Controlled substances are recognized by the Federal Drug Enforcement Agency as having a high potential for abuse, dependence, misuse, and diversion, and can be dangerous in combination with other controlled substances such as opioid pain medications. Controlledsubstances commonly used in psychiatric practice include 1.) Stimulants (such as Ritalin and Adderall) for ADHD and 2.) Benzodiazepines (such as Ativan, Xanax, and Klonopin) for anxiety. For your health and safety, your prescriber maintains vigilance over monitoring your use of these and other controlled substances.

The use and prescribing of controlledsubstances is restricted by state and federal regulations. With the rise in prescription drug abuse, regulatory bodies, insurance companies, and prescribers are increasingly more conservative with their use of these agents.

As a patient of Mid-Atlantic Behavioral Health (MABH), you are being asked to sign this document as receipt and understanding of our controlled substance prescribing policy. This agreement will be maintained in your file throughout the course of your care. For your health and safety, deviation from the policy may result in discontinuation of the prescribed medication, referral to an addiction specialist, or discharge from Mid-Atlantic Behavioral Health practice.

  • Our prescribers use clinical judgment to determine the appropriate type and length of treatment.
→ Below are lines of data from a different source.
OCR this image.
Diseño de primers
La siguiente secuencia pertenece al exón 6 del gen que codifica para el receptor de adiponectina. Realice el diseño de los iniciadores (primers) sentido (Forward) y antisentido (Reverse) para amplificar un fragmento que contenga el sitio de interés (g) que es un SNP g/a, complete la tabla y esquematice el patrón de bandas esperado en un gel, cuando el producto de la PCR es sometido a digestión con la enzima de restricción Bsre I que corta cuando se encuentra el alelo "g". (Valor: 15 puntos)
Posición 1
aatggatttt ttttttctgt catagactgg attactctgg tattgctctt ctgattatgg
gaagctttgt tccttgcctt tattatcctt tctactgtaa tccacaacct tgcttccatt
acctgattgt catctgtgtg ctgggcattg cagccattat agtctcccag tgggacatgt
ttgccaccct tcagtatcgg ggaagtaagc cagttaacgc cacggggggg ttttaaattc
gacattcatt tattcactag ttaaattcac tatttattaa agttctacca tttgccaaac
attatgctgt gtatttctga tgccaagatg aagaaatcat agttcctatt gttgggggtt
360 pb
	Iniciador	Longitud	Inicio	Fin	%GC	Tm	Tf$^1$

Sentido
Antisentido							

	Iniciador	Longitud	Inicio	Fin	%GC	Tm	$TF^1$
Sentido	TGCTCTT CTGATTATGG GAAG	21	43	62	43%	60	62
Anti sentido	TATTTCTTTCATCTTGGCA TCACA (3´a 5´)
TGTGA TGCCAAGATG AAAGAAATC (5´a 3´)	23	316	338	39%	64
MABH prescribers actively monitor the Delaware prescription drug database and work closely with pharmacists to monitor the dispensing of these medications. Our prescribers reserve the right to refuse to initiate or continue controlled substances based on information obtained from these and other sources. We will make every attempt to offer suitable alternatives and/or discontinue medications in a medically appropriate manner.
  • If you receive controlledsubstances from our office, you may not receive prescriptions for similar medications from any other office during the same treatment period. If you do, you will not receive any subsequent prescriptions from our office.
  • You must inform your prescriber at each scheduled visit of any new or ongoing controlled substance(s) that you receive from another provider (such as a pain medication).
  • You agree to take the medication at the dose and frequency prescribed. As such, the office will not provide early refills.
  • You will not abuse alcohol or use other medically unauthorized substances or medications while you are a patient. Your signature below signifies agreement to random drug screens at the prescriber’s discretion.
  • Controlledsubstances are typically prescribed on a 30-day basis. For established patients who are stable and adherent to follow-up, certain controlledsubstances may be prescribed for up to 90 days.

I, ______, agree to adhere to the Controlled Substances policy.